Zeitgeist is not composed of the individual actions by singular people or groups: it reveals itself by the aggregate effects of all these actions, and is up to the interpretation of those who discover its current form. This means that while great movements have risen up against the exploitation and pollution of air, land, and water, their effect on the aggregate result—an increasingly polluted earth—is evidently negligible. This is because these environmental movements have never integrated themselves into the spiritual level of the culture.

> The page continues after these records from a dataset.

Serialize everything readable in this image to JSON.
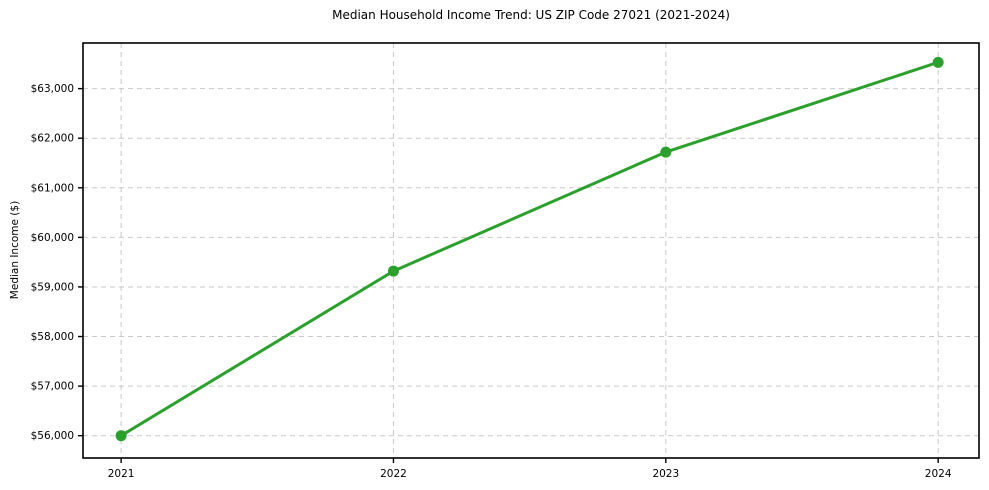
{
  "chart_data": {
    "type": "line",
    "title": "Median Household Income Trend: US ZIP Code 27021 (2021-2024)",
    "xlabel": "",
    "ylabel": "Median Income ($)",
    "categories": [
      "2021",
      "2022",
      "2023",
      "2024"
    ],
    "x": [
      2021,
      2022,
      2023,
      2024
    ],
    "values": [
      56000,
      59320,
      61720,
      63530
    ],
    "y_ticks": [
      56000,
      57000,
      58000,
      59000,
      60000,
      61000,
      62000,
      63000
    ],
    "y_tick_labels": [
      "$56,000",
      "$57,000",
      "$58,000",
      "$59,000",
      "$60,000",
      "$61,000",
      "$62,000",
      "$63,000"
    ],
    "ylim": [
      55550,
      63920
    ],
    "xlim": [
      2020.86,
      2024.15
    ],
    "grid": true,
    "grid_style": "dashed",
    "grid_color": "#c9c9c9",
    "line_color": "#2ca02c",
    "marker": "circle",
    "marker_size": 5.5,
    "axis_color": "#000000",
    "text_color": "#000000",
    "legend_position": "none"
  }
}
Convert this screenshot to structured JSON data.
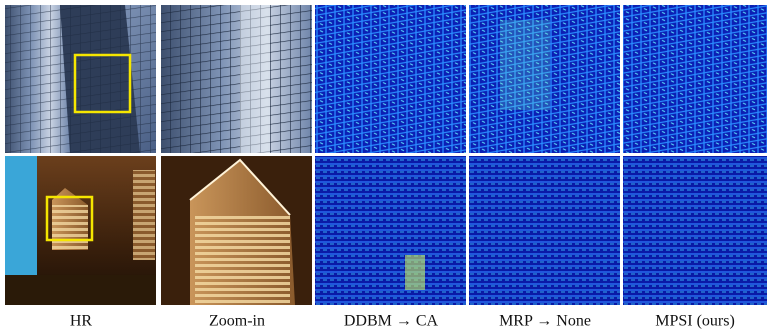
{
  "figure": {
    "captions": [
      "HR",
      "Zoom-in",
      "DDBM → CA",
      "MRP → None",
      "MPSI (ours)"
    ]
  }
}
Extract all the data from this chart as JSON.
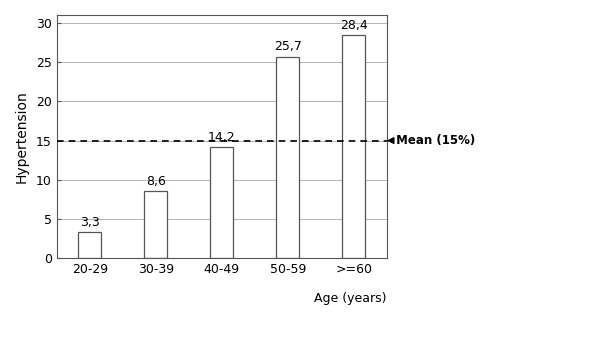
{
  "categories": [
    "20-29",
    "30-39",
    "40-49",
    "50-59",
    ">=60"
  ],
  "values": [
    3.3,
    8.6,
    14.2,
    25.7,
    28.4
  ],
  "bar_color": "#ffffff",
  "bar_edgecolor": "#555555",
  "ylabel": "Hypertension",
  "xlabel": "Age (years)",
  "ylim": [
    0,
    31
  ],
  "yticks": [
    0,
    5,
    10,
    15,
    20,
    25,
    30
  ],
  "mean_value": 15,
  "mean_label": "Mean (15%)",
  "mean_color": "#000000",
  "value_labels": [
    "3,3",
    "8,6",
    "14,2",
    "25,7",
    "28,4"
  ],
  "background_color": "#ffffff",
  "bar_width": 0.35,
  "grid_color": "#aaaaaa",
  "label_fontsize": 9,
  "tick_fontsize": 9,
  "ylabel_fontsize": 10
}
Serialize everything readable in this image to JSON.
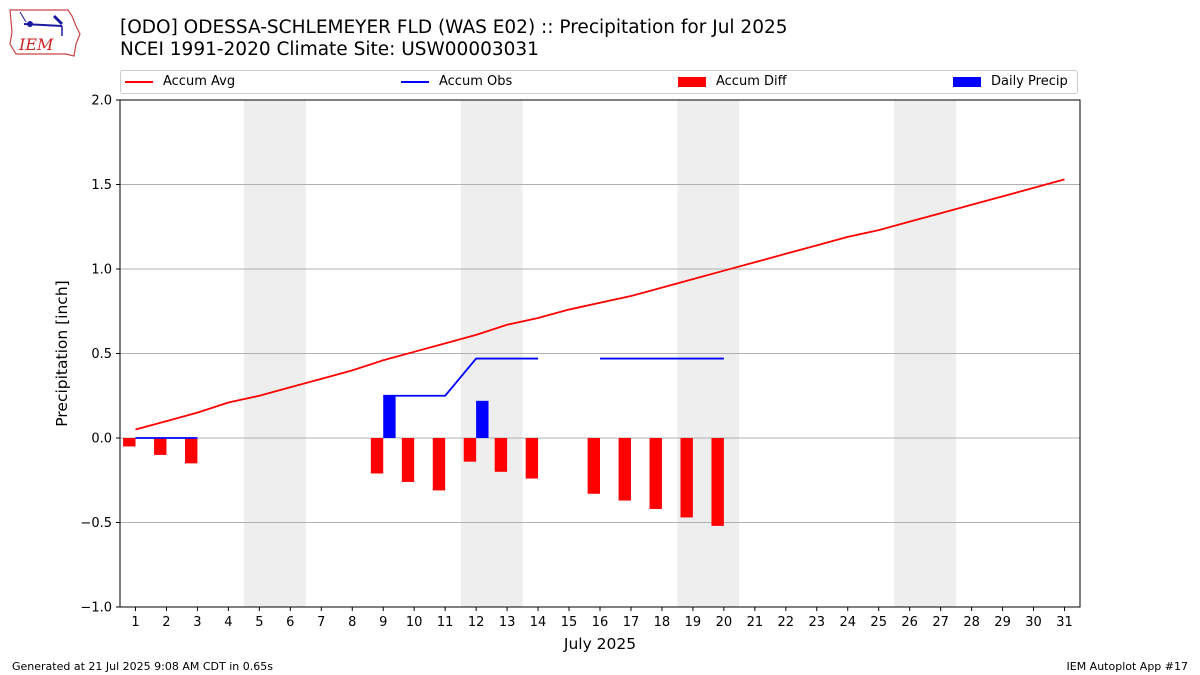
{
  "header": {
    "title_line1": "[ODO] ODESSA-SCHLEMEYER FLD (WAS E02) :: Precipitation for Jul 2025",
    "title_line2": "NCEI 1991-2020 Climate Site: USW00003031",
    "logo_text": "IEM"
  },
  "footer": {
    "left": "Generated at 21 Jul 2025 9:08 AM CDT in 0.65s",
    "right": "IEM Autoplot App #17"
  },
  "colors": {
    "avg": "#ff0000",
    "obs": "#0000ff",
    "diff": "#ff0000",
    "precip": "#0000ff",
    "weekend": "#eeeeee",
    "grid": "#b0b0b0"
  },
  "chart_data": {
    "type": "bar+line",
    "xlabel": "July 2025",
    "ylabel": "Precipitation [inch]",
    "xlim": [
      0.5,
      31.5
    ],
    "ylim": [
      -1.0,
      2.0
    ],
    "yticks": [
      -1.0,
      -0.5,
      0.0,
      0.5,
      1.0,
      1.5,
      2.0
    ],
    "ytick_labels": [
      "−1.0",
      "−0.5",
      "0.0",
      "0.5",
      "1.0",
      "1.5",
      "2.0"
    ],
    "grid": "horizontal",
    "legend_position": "top",
    "weekend_shading": [
      [
        4.5,
        6.5
      ],
      [
        11.5,
        13.5
      ],
      [
        18.5,
        20.5
      ],
      [
        25.5,
        27.5
      ]
    ],
    "days": [
      1,
      2,
      3,
      4,
      5,
      6,
      7,
      8,
      9,
      10,
      11,
      12,
      13,
      14,
      15,
      16,
      17,
      18,
      19,
      20,
      21,
      22,
      23,
      24,
      25,
      26,
      27,
      28,
      29,
      30,
      31
    ],
    "series": [
      {
        "name": "Accum Avg",
        "kind": "line",
        "color": "#ff0000",
        "x": [
          1,
          2,
          3,
          4,
          5,
          6,
          7,
          8,
          9,
          10,
          11,
          12,
          13,
          14,
          15,
          16,
          17,
          18,
          19,
          20,
          21,
          22,
          23,
          24,
          25,
          26,
          27,
          28,
          29,
          30,
          31
        ],
        "values": [
          0.05,
          0.1,
          0.15,
          0.21,
          0.25,
          0.3,
          0.35,
          0.4,
          0.46,
          0.51,
          0.56,
          0.61,
          0.67,
          0.71,
          0.76,
          0.8,
          0.84,
          0.89,
          0.94,
          0.99,
          1.04,
          1.09,
          1.14,
          1.19,
          1.23,
          1.28,
          1.33,
          1.38,
          1.43,
          1.48,
          1.53
        ]
      },
      {
        "name": "Accum Obs",
        "kind": "line",
        "color": "#0000ff",
        "segments": [
          {
            "x": [
              1,
              2,
              3
            ],
            "values": [
              0.0,
              0.0,
              0.0
            ]
          },
          {
            "x": [
              9,
              10,
              11,
              12,
              13,
              14
            ],
            "values": [
              0.25,
              0.25,
              0.25,
              0.47,
              0.47,
              0.47
            ]
          },
          {
            "x": [
              16,
              17,
              18,
              19,
              20
            ],
            "values": [
              0.47,
              0.47,
              0.47,
              0.47,
              0.47
            ]
          }
        ]
      },
      {
        "name": "Accum Diff",
        "kind": "bar",
        "color": "#ff0000",
        "offset": -0.2,
        "x": [
          1,
          2,
          3,
          9,
          10,
          11,
          12,
          13,
          14,
          16,
          17,
          18,
          19,
          20
        ],
        "values": [
          -0.05,
          -0.1,
          -0.15,
          -0.21,
          -0.26,
          -0.31,
          -0.14,
          -0.2,
          -0.24,
          -0.33,
          -0.37,
          -0.42,
          -0.47,
          -0.52
        ]
      },
      {
        "name": "Daily Precip",
        "kind": "bar",
        "color": "#0000ff",
        "offset": 0.2,
        "x": [
          9,
          12
        ],
        "values": [
          0.25,
          0.22
        ]
      }
    ]
  }
}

By spiritual, I mean the essential will of individuals and people. This can mean religion, but that’s not my focus. I do notice that the more popular religions, Christianity and Islam, have little to nothing about conceiving earth as anything but a resource to be exploited; in fact, the Christian bible’s god encourages one to “take dominion over the earth”. You can use religion to detect what has become dogmatic in our 10,000 year-old culture. To abstract the spiritual into the will of individuals and people is to

To believe that the land and water is anything but a resource is an exceptional perspective, and not the rule. Thus, the defaults of human action will enact the current cultural belief that Nature is a resource.

In another sense, I don’t think that the Agricultural Revolution has even ended yet.